Un recours à la cryptomonnaie

En septembre 2018, Simon Desplanques, avocat associé, et Alexandre Rosin avocat du cabinet Fidal ont accompagné deux porteurs de projet qui ont souhaité constituer leur société au moyen d’apports en cryptomonnaie. « Cette opération est une pratique innovante pour nos clients qui fournissent des services liés à la blockchain et aux cryptoactifs. L’occasion pour eux de promouvoir leur activité », précisent leurs conseils, « à notre connaissance il n’y a pas de précédents en France. Nous espérons que cette transaction pourra faire bouger les lignes de l’utilisation des monnaies digitales freinée par une réglementation lacunaire. Il faut pour le moment lancer des pratiques de place ».
Nature de l’apport. En l’espèce le capital a été constitué pour moitié par apports en numéraire et pour l’autre moitié par apports en Eurs. A ce jour les cryptoactifs ne sont régulés par aucun Etat, ni aucune banque, ils n’ont d’ailleurs pas de cours officiel. « Dans ces conditions la législation française ne les assimile pas à une monnaie de paiement, pourtant aucune législation spécifique n’interdit l’utilisation de cryptoactifs pour constituer le capital d’une société », soulignent Simon Desplanques et Alexandre Rosin. Restait à définir la nature de cet apport.Ce point a été tranché par le Conseil d’Etat qui définit les monnaies numériques, comme des biens meubles incorporels. « Dès lors l’apport en capital d’Eurs constituait un apport en nature et non pas en numéraire », concluent les avocats du cabinet Fidal.
Valorisation de l’actif.
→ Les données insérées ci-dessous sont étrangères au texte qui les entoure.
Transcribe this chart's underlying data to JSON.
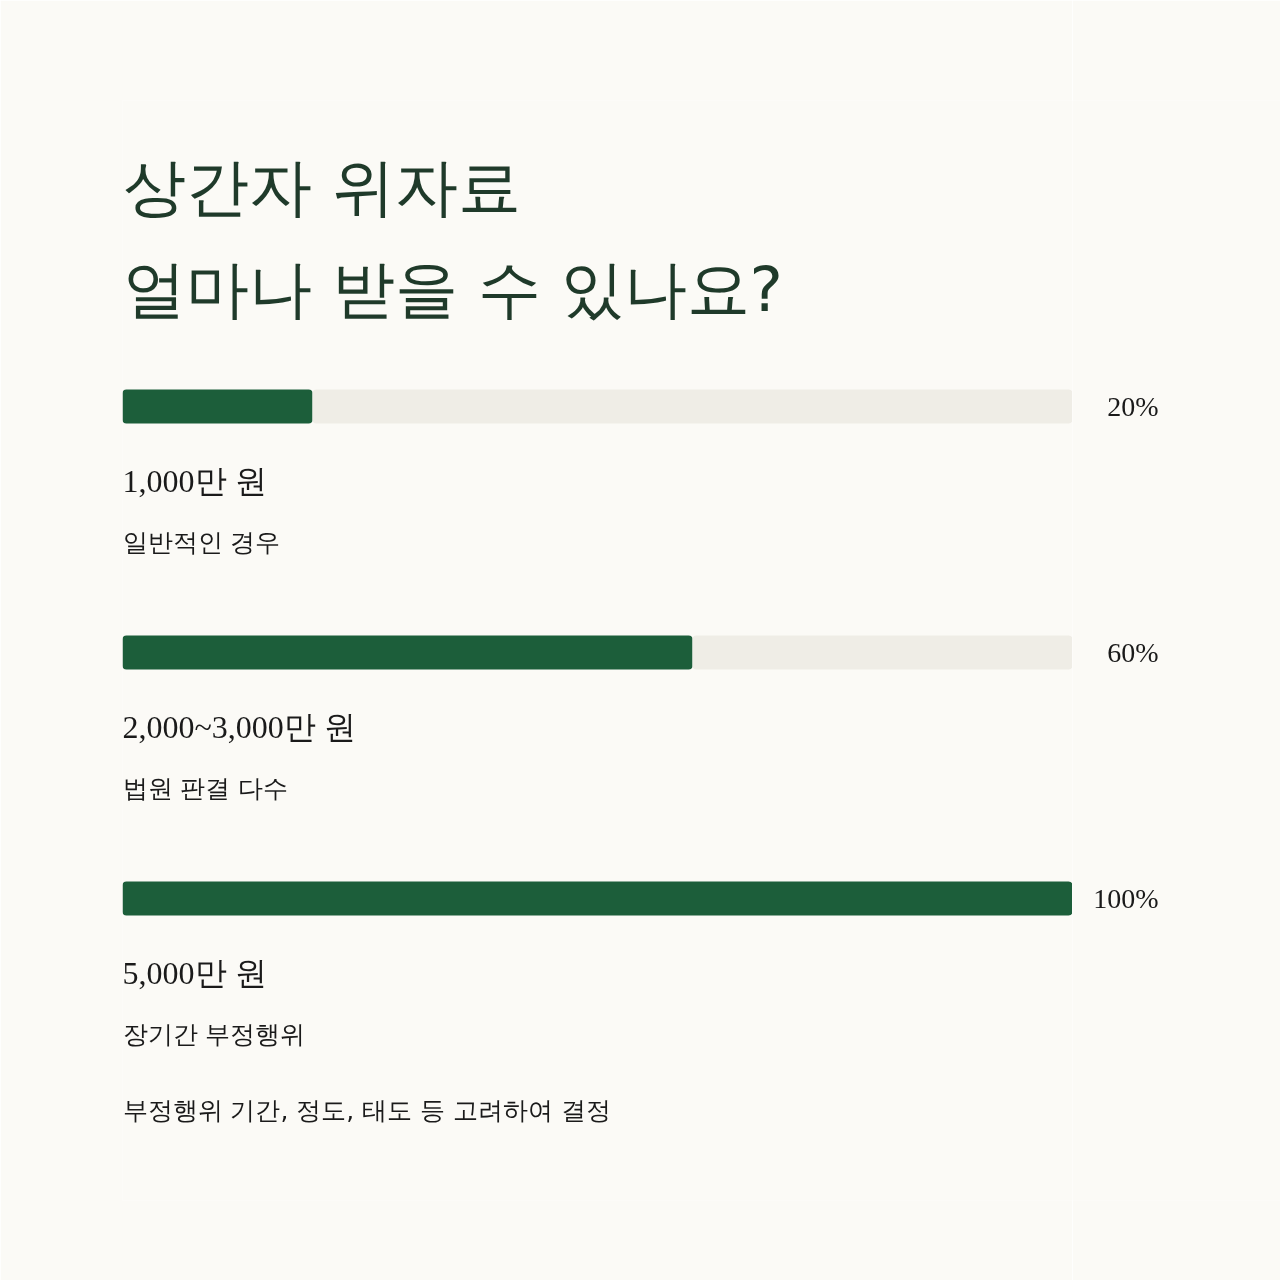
{
  "chart_data": {
    "type": "bar",
    "orientation": "horizontal",
    "stacked": true,
    "title": "상간자 위자료\n얼마나 받을 수 있나요?",
    "categories": [
      "1,000만 원",
      "2,000~3,000만 원",
      "5,000만 원"
    ],
    "series": [
      {
        "color": "#1c5e3a",
        "values": [
          20,
          60,
          100
        ],
        "value_labels": [
          "20%",
          "60%",
          "100%"
        ]
      },
      {
        "color": "#efede6",
        "values": [
          80,
          40,
          null
        ]
      }
    ],
    "xlim": [
      0,
      100
    ],
    "tick_labels": "y",
    "annotations": [
      "일반적인 경우",
      "법원 판결 다수",
      "장기간 부정행위",
      "부정행위 기간, 정도, 태도 등 고려하여 결정"
    ]
  }
}
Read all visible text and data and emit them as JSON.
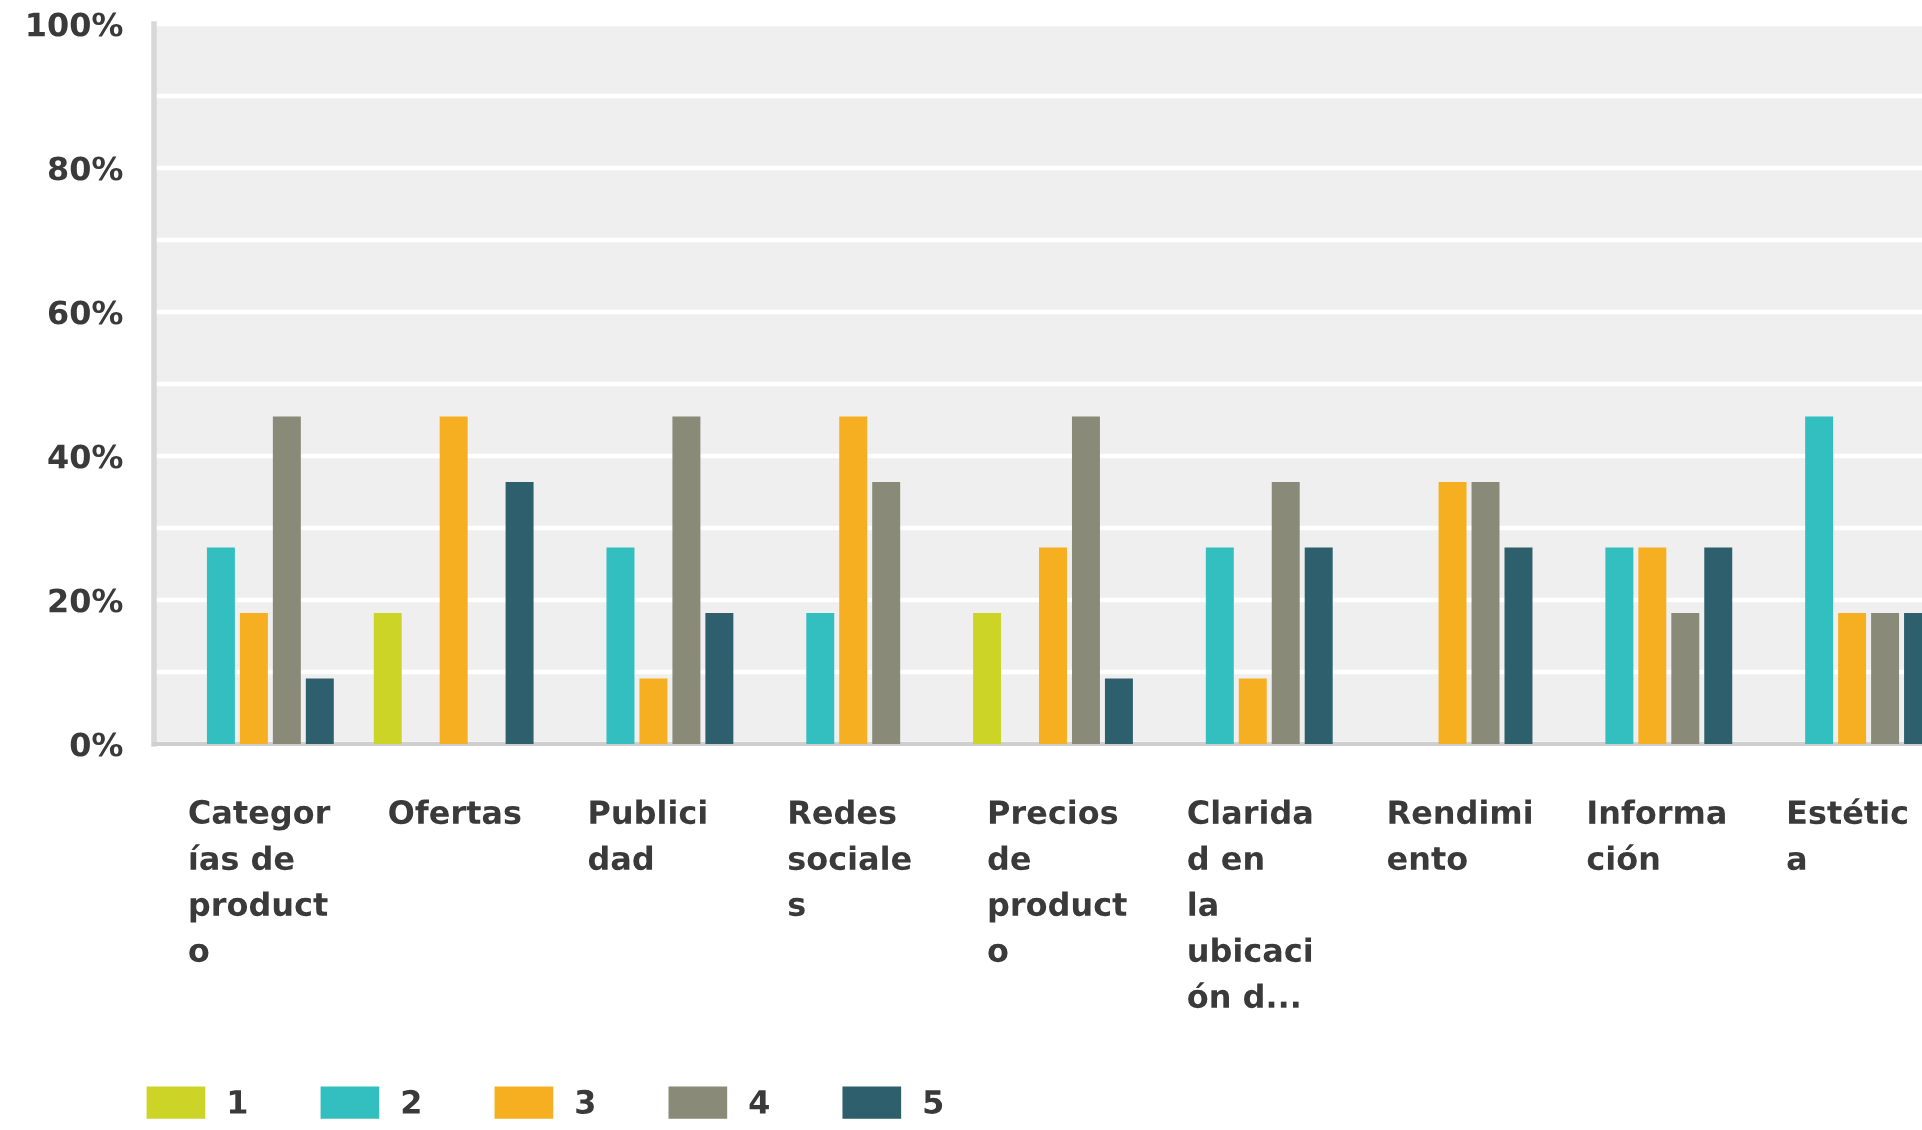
{
  "chart_data": {
    "type": "bar",
    "categories": [
      "Categor\nías de\nproduct\no",
      "Ofertas",
      "Publici\ndad",
      "Redes\nsociale\ns",
      "Precios\nde\nproduct\no",
      "Clarida\nd en\nla\nubicaci\nón d...",
      "Rendimi\nento",
      "Informa\nción",
      "Estétic\na"
    ],
    "series": [
      {
        "name": "1",
        "color": "#cdd428",
        "values": [
          0,
          18.2,
          0,
          0,
          18.2,
          0,
          0,
          0,
          0
        ]
      },
      {
        "name": "2",
        "color": "#33bec0",
        "values": [
          27.3,
          0,
          27.3,
          18.2,
          0,
          27.3,
          0,
          27.3,
          45.5
        ]
      },
      {
        "name": "3",
        "color": "#f6af21",
        "values": [
          18.2,
          45.5,
          9.1,
          45.5,
          27.3,
          9.1,
          36.4,
          27.3,
          18.2
        ]
      },
      {
        "name": "4",
        "color": "#898a78",
        "values": [
          45.5,
          0,
          45.5,
          36.4,
          45.5,
          36.4,
          36.4,
          18.2,
          18.2
        ]
      },
      {
        "name": "5",
        "color": "#2d606c",
        "values": [
          9.1,
          36.4,
          18.2,
          0,
          9.1,
          27.3,
          27.3,
          27.3,
          18.2
        ]
      }
    ],
    "ylim": [
      0,
      100
    ],
    "yticks": [
      {
        "value": 0,
        "label": "0%"
      },
      {
        "value": 10,
        "label": null
      },
      {
        "value": 20,
        "label": "20%"
      },
      {
        "value": 30,
        "label": null
      },
      {
        "value": 40,
        "label": "40%"
      },
      {
        "value": 50,
        "label": null
      },
      {
        "value": 60,
        "label": "60%"
      },
      {
        "value": 70,
        "label": null
      },
      {
        "value": 80,
        "label": "80%"
      },
      {
        "value": 90,
        "label": null
      },
      {
        "value": 100,
        "label": "100%"
      }
    ],
    "grid": "y",
    "legend": "bottom"
  }
}
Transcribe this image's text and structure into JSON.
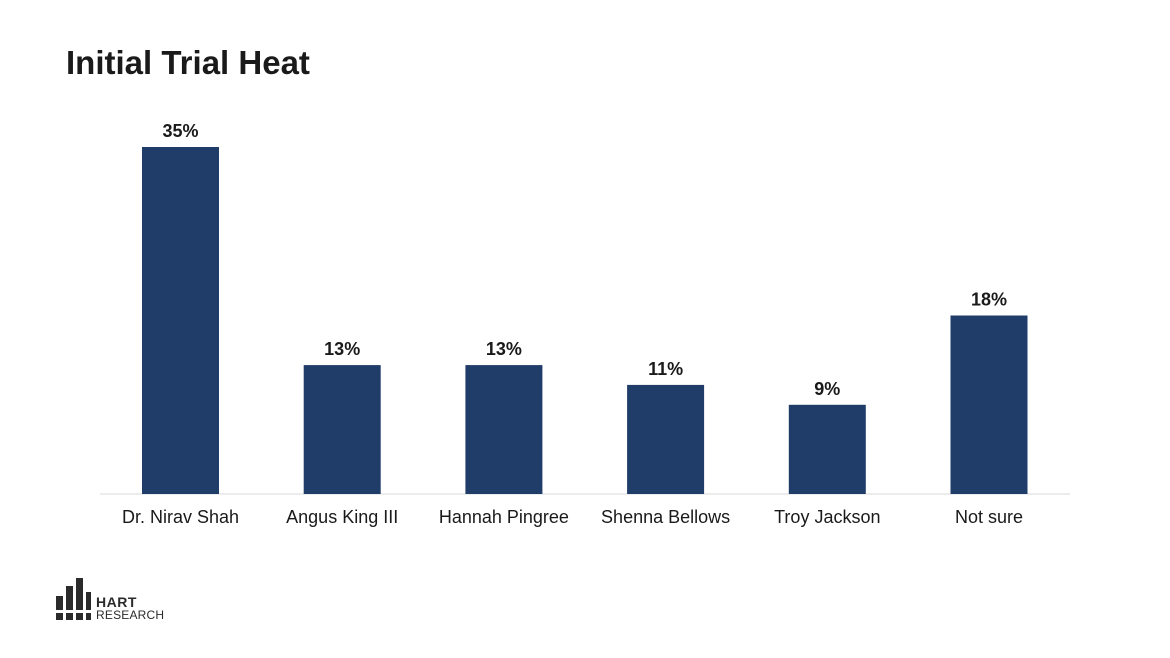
{
  "slide": {
    "title": "Initial Trial Heat"
  },
  "chart_data": {
    "type": "bar",
    "title": "Initial Trial Heat",
    "categories": [
      "Dr. Nirav Shah",
      "Angus King III",
      "Hannah Pingree",
      "Shenna Bellows",
      "Troy Jackson",
      "Not sure"
    ],
    "values": [
      35,
      13,
      13,
      11,
      9,
      18
    ],
    "value_labels": [
      "35%",
      "13%",
      "13%",
      "11%",
      "9%",
      "18%"
    ],
    "unit": "%",
    "ylim": [
      0,
      35
    ],
    "grid": false,
    "legend": "none",
    "bar_color": "#1f3d68",
    "baseline_color": "#d9d9d9"
  },
  "logo": {
    "line1": "HART",
    "line2": "RESEARCH"
  }
}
En comparaison avec les devises traditionnelles, les monnaies virtuelles fluctuent rapidement et présentent un caractère très volatil. Or la valorisation d’une cryptomonnaie est déterminante à partir du moment où elle participe au capital. Le choix du Eurs n’est donc pas anodin. « Ces cryptoactifs ont été retenus pour leurs caractéristiques intrinsèques à savoir un cours stable (stablecoin) et parce que le taux de parité est ajusté à celui de l’euro », expliquent Simon Desplanques et Alexandre Rosin. « Dans ce dossier ce sont les apporteurs qui ont déclaré sous leur responsabilité la valeur de leurs apports. Ceux-ci étant inférieurs à 30.000 euros, nous n’avions pas besoin d’un commissaire aux apports. Dans le cas inverse, nous ne pouvons pas garantir – en l’état actuel de la législation – que les commissaires accepteront d’engager leur responsabilité sur ce type d’opération », avertissent les avocats.
Une ébauche de réglementation. « Aujourd’hui les conseils travaillent par réflexe en référence à la réglementation jusqu’alors existante, bien que les règles fiscales et juridiques n’aient pas été pensées pour gérer des sujets comme les cryptoactifs. Sur ce point, la législation évolue pour définir et encadrer les monnaies numériques et le régime fiscal qui leur est associé », relèvent les avocats. Une définition issue du projet de loi Pacte, qui prévoit de donner une définition légale des actifs numériques au sein du Code monétaire et financier.
Régime fiscal des jetons. « Même si la fiscalité de ces actifs n’est pas totalement clarifiée, un cadre fiscal commence à poindre », constatent Simon Desplanques et Alexandre Rosin.
En 2018, l’administration avait choisi d’imposer les gains résultant des cessions de cryptoactifs dans la catégorie de BNC ou BIC, « cette dernière étant la plus pénalisante qui soit, puisque les plus-values étaient assimilées à des revenus professionnels sur lesquels sont prélevées des cotisations sociales ». Puis le Conseil d’Etat (1) a censuré Bercy, jugeant qu’un particulier qui se contente d’acheter et de revendre des cryptomonnaies à titre non habituel est soumis au régime des plus-values sur bien meubles et à la flat tax. La loi de finances pour 2019 « prévoit également que les gains provenant d’opérations d’échanges entre monnaies virtuelles bénéficient du sursis d’imposition ». Pour aller plus loin dans le contrôle des cryptomonnaies, le projet de loi Pacte instaure un cadre juridique dédié aux offres de jetons virtuels.
(1) Décision du 26 avril 2018, 8e - 3e chambres réunies, n°417809.